In this later work Ross responds in part to C. D. Broad's view that there is attached to the notions of "right" and "wrong" some sense of "appropriate" and "inappropriate" or, in the language he takes from Samuel Clarke, that there is something of "fitness" attached to what it is that is right. On these grounds Ross describes rightness as involving "the greatest amount of suitability possible in the circumstances". However he still wishes this to be distinguished from anything like a utilitarian notion and rather conceives of moral suitability by an analogy with aesthetic suitability (perhaps with echoes of G.E. Moore in his thoughts). As Ross puts this:
There seems to be something not altogether different from the way in which a situation calls for a certain act, and the way in which one part of a beautiful whole calls for the other parts. Here, as in the case of a right act, there is no question of subserving an extraneous purpose; there is a direct harmony between the parts of the composition, as there is between a moral situation and the act which completes it. (54)
This conception of "harmony" is one that Ross has related to a sense of the whole situation just as the account of prima facie duty in The Right and the Good required. As with the earlier account this still leaves room for a commitment to pluralism:
Our common use of the word 'right' is so fluid that, although what it naturally conveys is simply the notion of fitness or correctness, without implying either that there is only one act or emotion that fits the situation, or that it is in the agent's power to produce the act or emotion in question, yet by usage 'right' is very often treated as equivalent to 'obligatory'. (55)

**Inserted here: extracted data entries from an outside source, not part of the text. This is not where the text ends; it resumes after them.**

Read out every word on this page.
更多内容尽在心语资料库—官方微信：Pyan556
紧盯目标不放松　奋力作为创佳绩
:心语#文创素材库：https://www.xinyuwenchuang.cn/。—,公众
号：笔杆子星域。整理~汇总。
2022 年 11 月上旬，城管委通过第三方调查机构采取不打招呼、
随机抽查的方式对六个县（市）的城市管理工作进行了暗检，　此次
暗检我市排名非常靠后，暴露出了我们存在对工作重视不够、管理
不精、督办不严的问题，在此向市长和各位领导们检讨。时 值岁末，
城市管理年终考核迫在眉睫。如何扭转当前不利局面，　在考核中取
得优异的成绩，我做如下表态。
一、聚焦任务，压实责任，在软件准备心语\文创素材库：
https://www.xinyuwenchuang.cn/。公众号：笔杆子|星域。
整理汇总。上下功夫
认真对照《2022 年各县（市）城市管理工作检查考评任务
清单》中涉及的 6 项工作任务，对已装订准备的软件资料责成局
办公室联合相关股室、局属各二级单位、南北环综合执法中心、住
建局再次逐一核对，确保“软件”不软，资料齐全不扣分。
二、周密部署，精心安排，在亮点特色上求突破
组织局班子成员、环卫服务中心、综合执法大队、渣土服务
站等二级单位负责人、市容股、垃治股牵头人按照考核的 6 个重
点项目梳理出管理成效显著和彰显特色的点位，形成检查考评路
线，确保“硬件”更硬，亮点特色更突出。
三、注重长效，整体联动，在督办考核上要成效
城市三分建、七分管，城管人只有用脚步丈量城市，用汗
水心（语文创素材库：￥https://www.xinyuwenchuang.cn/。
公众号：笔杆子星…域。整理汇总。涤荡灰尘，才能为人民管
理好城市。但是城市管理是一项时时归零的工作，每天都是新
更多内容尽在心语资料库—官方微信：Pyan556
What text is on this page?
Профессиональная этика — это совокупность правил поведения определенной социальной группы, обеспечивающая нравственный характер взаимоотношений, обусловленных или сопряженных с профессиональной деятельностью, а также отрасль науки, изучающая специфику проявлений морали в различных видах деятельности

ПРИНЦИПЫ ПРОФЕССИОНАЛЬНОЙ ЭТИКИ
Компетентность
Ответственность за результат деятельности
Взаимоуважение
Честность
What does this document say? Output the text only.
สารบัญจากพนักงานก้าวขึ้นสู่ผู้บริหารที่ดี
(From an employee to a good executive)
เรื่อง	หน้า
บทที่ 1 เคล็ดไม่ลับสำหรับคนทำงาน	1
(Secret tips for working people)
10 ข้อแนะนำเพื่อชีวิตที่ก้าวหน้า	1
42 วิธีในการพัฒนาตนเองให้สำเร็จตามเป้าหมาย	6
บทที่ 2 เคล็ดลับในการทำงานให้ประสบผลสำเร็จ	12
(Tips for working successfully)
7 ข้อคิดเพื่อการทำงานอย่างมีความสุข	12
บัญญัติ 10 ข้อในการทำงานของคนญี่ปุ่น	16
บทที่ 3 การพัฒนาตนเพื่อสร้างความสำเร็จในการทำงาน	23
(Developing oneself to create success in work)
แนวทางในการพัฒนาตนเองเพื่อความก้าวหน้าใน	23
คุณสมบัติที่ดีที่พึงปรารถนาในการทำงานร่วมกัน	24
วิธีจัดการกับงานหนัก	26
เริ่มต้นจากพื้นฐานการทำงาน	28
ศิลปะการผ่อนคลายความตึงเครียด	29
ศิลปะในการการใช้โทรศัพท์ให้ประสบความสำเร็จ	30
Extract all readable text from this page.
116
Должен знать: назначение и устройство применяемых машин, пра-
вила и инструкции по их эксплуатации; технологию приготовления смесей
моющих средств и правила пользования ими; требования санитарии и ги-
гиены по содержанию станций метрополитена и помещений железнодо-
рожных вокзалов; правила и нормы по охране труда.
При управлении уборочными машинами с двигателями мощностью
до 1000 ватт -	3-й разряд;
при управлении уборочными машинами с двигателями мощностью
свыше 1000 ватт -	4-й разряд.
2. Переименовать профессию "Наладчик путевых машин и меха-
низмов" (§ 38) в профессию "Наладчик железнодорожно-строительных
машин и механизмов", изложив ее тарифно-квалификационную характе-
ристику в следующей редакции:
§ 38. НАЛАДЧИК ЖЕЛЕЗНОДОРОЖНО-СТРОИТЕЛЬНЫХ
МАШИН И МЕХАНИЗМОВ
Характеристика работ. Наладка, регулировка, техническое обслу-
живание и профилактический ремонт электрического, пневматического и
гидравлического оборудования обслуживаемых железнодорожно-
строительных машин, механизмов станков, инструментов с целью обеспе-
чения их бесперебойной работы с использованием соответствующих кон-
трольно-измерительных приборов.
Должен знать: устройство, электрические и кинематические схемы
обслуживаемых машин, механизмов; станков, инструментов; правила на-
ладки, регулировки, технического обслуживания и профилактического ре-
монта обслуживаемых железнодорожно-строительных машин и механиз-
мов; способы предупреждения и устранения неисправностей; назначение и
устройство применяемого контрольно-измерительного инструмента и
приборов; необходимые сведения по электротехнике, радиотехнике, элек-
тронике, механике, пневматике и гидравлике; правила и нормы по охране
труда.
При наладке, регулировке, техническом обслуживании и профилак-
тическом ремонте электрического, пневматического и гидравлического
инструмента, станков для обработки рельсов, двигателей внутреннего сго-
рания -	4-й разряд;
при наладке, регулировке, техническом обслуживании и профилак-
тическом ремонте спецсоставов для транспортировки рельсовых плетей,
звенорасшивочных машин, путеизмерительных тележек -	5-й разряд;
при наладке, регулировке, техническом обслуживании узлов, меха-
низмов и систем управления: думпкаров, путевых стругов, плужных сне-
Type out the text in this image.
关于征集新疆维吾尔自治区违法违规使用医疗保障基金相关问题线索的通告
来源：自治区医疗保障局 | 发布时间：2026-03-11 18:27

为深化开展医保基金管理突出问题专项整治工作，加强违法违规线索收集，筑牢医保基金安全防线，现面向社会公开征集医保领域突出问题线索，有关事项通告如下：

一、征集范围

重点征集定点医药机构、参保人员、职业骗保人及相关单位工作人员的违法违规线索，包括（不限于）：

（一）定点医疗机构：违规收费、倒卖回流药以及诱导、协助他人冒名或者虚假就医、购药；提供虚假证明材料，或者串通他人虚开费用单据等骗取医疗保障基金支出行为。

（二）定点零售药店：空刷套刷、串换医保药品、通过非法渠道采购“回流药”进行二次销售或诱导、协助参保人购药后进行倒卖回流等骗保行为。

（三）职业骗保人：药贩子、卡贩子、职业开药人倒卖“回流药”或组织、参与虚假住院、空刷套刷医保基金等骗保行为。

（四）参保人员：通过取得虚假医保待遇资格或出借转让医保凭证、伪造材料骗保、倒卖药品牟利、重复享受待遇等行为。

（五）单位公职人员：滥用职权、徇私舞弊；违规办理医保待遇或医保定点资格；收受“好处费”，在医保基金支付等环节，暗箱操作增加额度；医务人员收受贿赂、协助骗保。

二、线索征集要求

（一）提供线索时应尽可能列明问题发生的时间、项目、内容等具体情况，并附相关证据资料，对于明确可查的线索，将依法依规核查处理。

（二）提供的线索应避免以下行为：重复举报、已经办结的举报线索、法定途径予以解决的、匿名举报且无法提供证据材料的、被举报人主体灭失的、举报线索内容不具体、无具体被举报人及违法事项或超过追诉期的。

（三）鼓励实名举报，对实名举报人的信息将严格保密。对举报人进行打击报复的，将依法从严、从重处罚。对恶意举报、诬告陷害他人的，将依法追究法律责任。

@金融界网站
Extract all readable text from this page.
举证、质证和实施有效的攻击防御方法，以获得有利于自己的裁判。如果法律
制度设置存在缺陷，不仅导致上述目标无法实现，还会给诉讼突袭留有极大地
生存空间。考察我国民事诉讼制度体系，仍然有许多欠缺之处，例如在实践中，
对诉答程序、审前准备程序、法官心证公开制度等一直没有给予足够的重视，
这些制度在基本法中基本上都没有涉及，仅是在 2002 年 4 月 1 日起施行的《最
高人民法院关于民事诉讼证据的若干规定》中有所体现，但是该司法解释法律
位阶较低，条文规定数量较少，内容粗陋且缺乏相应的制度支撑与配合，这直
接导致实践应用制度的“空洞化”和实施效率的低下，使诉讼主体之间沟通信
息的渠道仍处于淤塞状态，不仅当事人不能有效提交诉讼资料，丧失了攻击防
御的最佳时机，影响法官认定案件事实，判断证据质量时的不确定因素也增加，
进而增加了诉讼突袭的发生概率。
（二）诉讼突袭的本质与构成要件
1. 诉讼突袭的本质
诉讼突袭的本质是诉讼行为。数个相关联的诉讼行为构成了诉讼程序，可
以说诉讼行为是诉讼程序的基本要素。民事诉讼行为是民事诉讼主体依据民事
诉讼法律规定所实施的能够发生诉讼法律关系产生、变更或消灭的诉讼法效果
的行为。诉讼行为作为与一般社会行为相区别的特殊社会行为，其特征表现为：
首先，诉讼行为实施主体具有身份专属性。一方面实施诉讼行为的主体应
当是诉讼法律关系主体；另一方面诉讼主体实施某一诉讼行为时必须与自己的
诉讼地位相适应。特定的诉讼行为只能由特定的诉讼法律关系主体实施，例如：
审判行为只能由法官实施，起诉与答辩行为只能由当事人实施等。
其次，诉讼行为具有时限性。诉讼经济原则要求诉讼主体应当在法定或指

Some fine questions emerge for Ross concerning the sense of "obligatory" in the sentences that follow but, leaving this aside here, the notion of "right" understood in this way becomes one that leaves open the question of whether there is, as Ross has here said, "only one act or emotion that fits". So what is right (in this new sense of "fitting") may well not be only one act or emotion and what would be right might not even be something we could do but it is still what would, in some way, make the situation harmonious.
Intriguingly, Philip Stratton-Lake , a foremost expert on Ross, is somewhat disturbed by this account of prima facie duties in terms of fittingness which he describes as too aesthetic a notion to account for the relation between prima facie and actual rightness. In making this point Stratton-Lake indicates a wish to find in Ross an account of practical reason as becomes clear when he discusses prima facie duties as "principles of moral salience" that describe which types of consideration are salient in determining whether something should be done or ought not to be done. In understanding
prima facie duties in this way Stratton-Lake suggests that the real problem with Ross' expression "prima facie duties" rests not, ultimately with the stress on prima facie but instead with the stress on duty. Ross does indicate that the word duty is indeed wrong here when he first introduces the notion of prima facie duty in The Right and the Good stating there such a "duty":
is not in fact a duty, but something related in a special way to duty. (20)
This "special way" is now suggested by Stratton-Lake to be that the principles of prima facie duties provide "normative moral reasons, rather than principles of duty".
This suggests two questions to close this posting on that I will pursue in future ones. Firstly, is Stratton-Lake right to think that the notion of "suitability" or "fittingness" is "too aesthetic" a relation between prima facie duty and actual duty? Secondly, if the principles of prima facie duty are really principles of practical reason rather than principles of duty then how do such principles relate to the Kantian sense of "duty"? This latter question is the one with real bite since it will enable me in future postings to trace out the manner in which Stratton-Lake (and others) postulate a connection between Ross and Kant in contemporary moral theory.